For a while I have wanted to take an image of M31 using the new(ish) telescope. It’s a great target, and has always impressed me because I know its real size on the sky – it’s really about 3 degrees – or six full Moons – across! We can just about see the tiny brightest part of the nucleus with the naked eye in a dark sky; with binoculars it’s a bit bigger, and in a photograph you start to see its true size. To me it was most spectacular on a thin glass plate image taken with the Schmidt telescope at the Palomar observatory, when I was using photographs like that as a professional astronomer.

This is very much a first try. It is a stack from just three 30 second exposures at prime focus of my 500mm f/5 telescope, ISO 1600. It’s cropped to square, and has a bit of colour curve processing to increase the colour saturation. I had real difficulty getting the alt-az mount aligned (not helped by bright lights at eye level around the field where I was working) and from a sequence of nearly 50 images only a few were untrailed (even though quite a few had very small trails). Next time I will do better!

Standing stone

It’s 50 years since a group of undergraduates from the Cambridge University Astronomical Society had a holiday surveying megalithic sites in Argyll to investigate possible astronomical alignments. It was a lot of fun, and we even wrote it up and the results were published in a paper in Nature 253, 431‑433 (1975) which was probably something of an achievement at the time, though I’m not sure that we realised how much!

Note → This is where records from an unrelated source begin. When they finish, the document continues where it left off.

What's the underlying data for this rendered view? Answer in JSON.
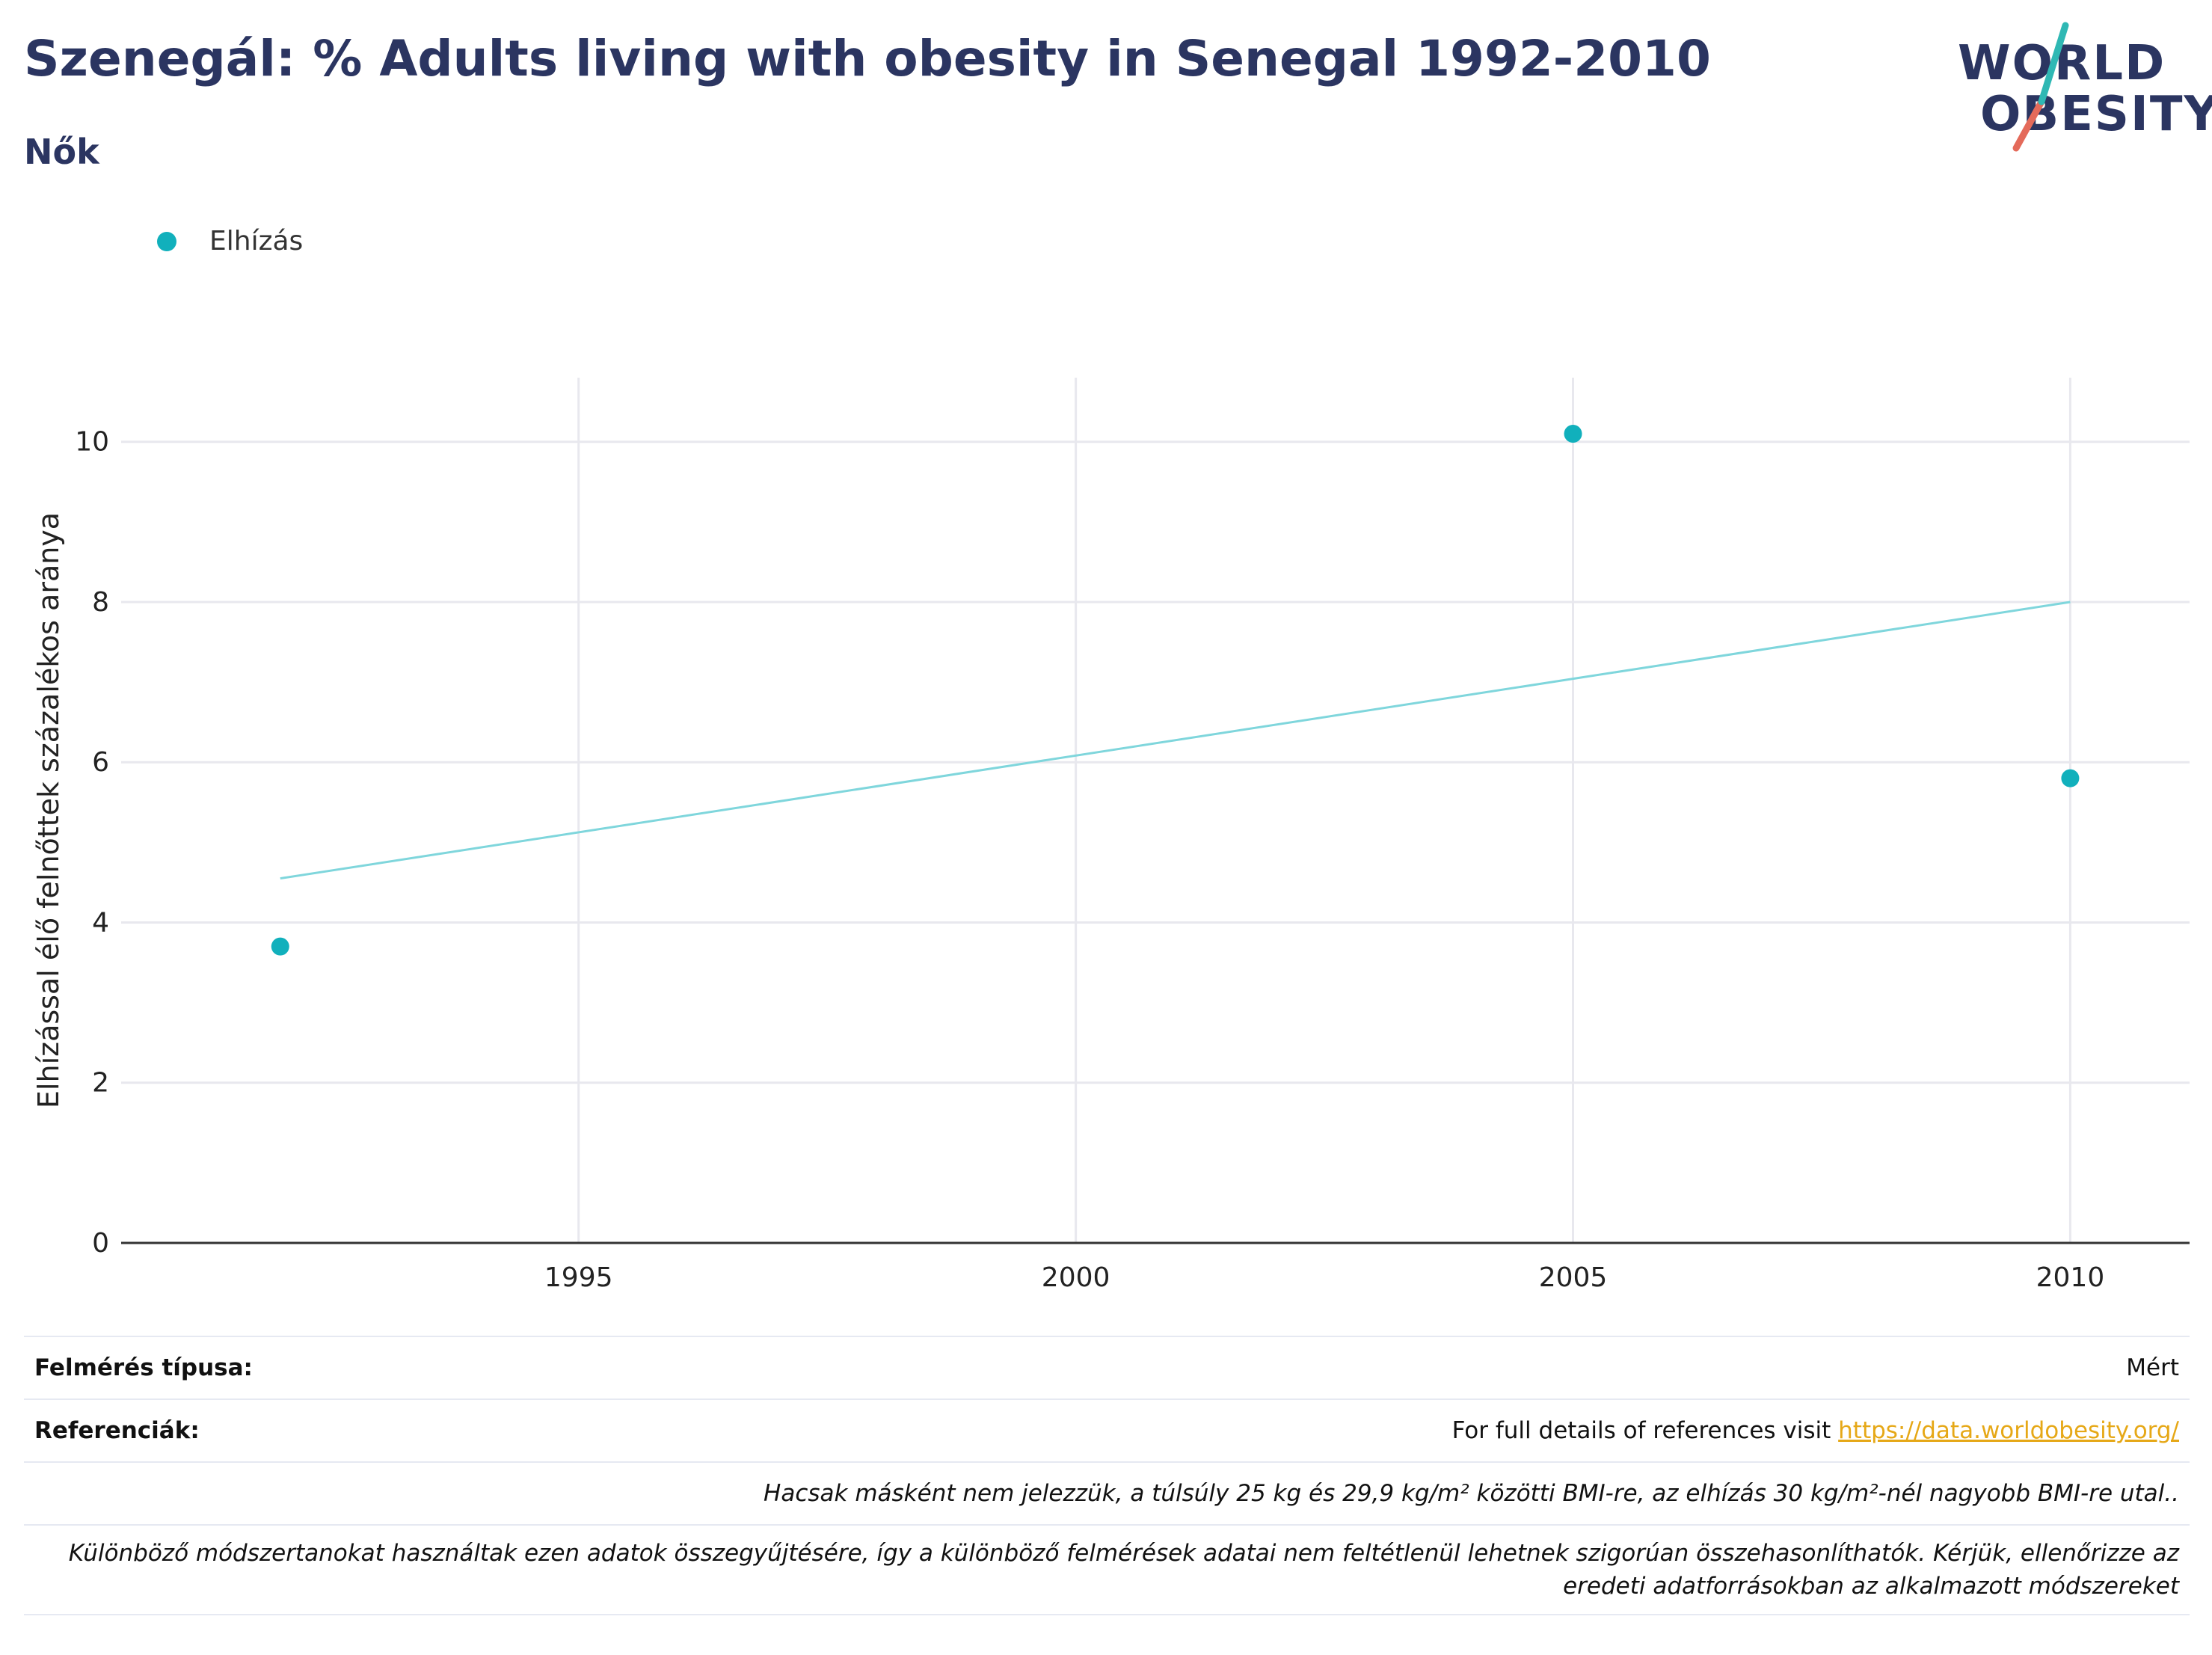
{
  "header": {
    "title": "Szenegál: % Adults living with obesity in Senegal 1992-2010",
    "subtitle": "Nők",
    "logo_line1": "WORLD",
    "logo_line2": "OBESITY"
  },
  "legend": {
    "label": "Elhízás"
  },
  "colors": {
    "accent": "#11b0bc",
    "trend": "#7fd6dc",
    "title": "#2b3561",
    "link": "#e6a817",
    "logo_teal": "#2fb8b4",
    "logo_red": "#e46a5a"
  },
  "chart_data": {
    "type": "scatter",
    "title": "Szenegál: % Adults living with obesity in Senegal 1992-2010",
    "ylabel": "Elhízással élő felnőttek százalékos aránya",
    "xlabel": "",
    "xlim": [
      1990.4,
      2011.2
    ],
    "ylim": [
      0,
      10.8
    ],
    "x_ticks": [
      1995,
      2000,
      2005,
      2010
    ],
    "y_ticks": [
      0,
      2,
      4,
      6,
      8,
      10
    ],
    "grid": true,
    "legend_position": "top-left",
    "series": [
      {
        "name": "Elhízás",
        "x": [
          1992,
          2005,
          2010
        ],
        "y": [
          3.7,
          10.1,
          5.8
        ]
      }
    ],
    "trendline": {
      "x": [
        1992,
        2010
      ],
      "y": [
        4.55,
        8.0
      ]
    }
  },
  "table": {
    "survey_type_label": "Felmérés típusa:",
    "survey_type_value": "Mért",
    "references_label": "Referenciák:",
    "references_text": "For full details of references visit ",
    "references_link": "https://data.worldobesity.org/",
    "note1": "Hacsak másként nem jelezzük, a túlsúly 25 kg és 29,9 kg/m² közötti BMI-re, az elhízás 30 kg/m²-nél nagyobb BMI-re utal..",
    "note2": "Különböző módszertanokat használtak ezen adatok összegyűjtésére, így a különböző felmérések adatai nem feltétlenül lehetnek szigorúan összehasonlíthatók. Kérjük, ellenőrizze az eredeti adatforrásokban az alkalmazott módszereket"
  }
}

We had a great time meeting up and revisiting old haunts in the area.

Trinity College Great Court

I recently attended the Annual Gathering at my college for those who matriculated in 1972 and 1973. It was very enjoyable, and great to be back with old friends in very familiar surroundings after such a long time.

After a period of rather sporadic posts on here, I am finally (I think) in a fit state of mind to post a bit more stuff, and catch up with some of the things that might have been posted at the time. The last few years have been hard for many people, and though physically I have been fine, the effect of lockdowns and the abysmal behaviour of many governments in particular depressed me greatly. Let’s hope that people are never daft enough to let it happen again.

Clock mechanism

After a long pause I have returned to testing the clock mechanism. I have made some repairs to the components that make the chime work at the right time and for the right number of bings of the bell. One lever had been repaired a long time ago, but the repair had failed. A spring was also rather bent and not acting well enough.

I suspect that the original repairs may have been made by my great grandfather who once owned the clock!

Initial tests show that it chimes correctly, but it needs to be run through quite a few cycles to have some confidence that the repair has worked.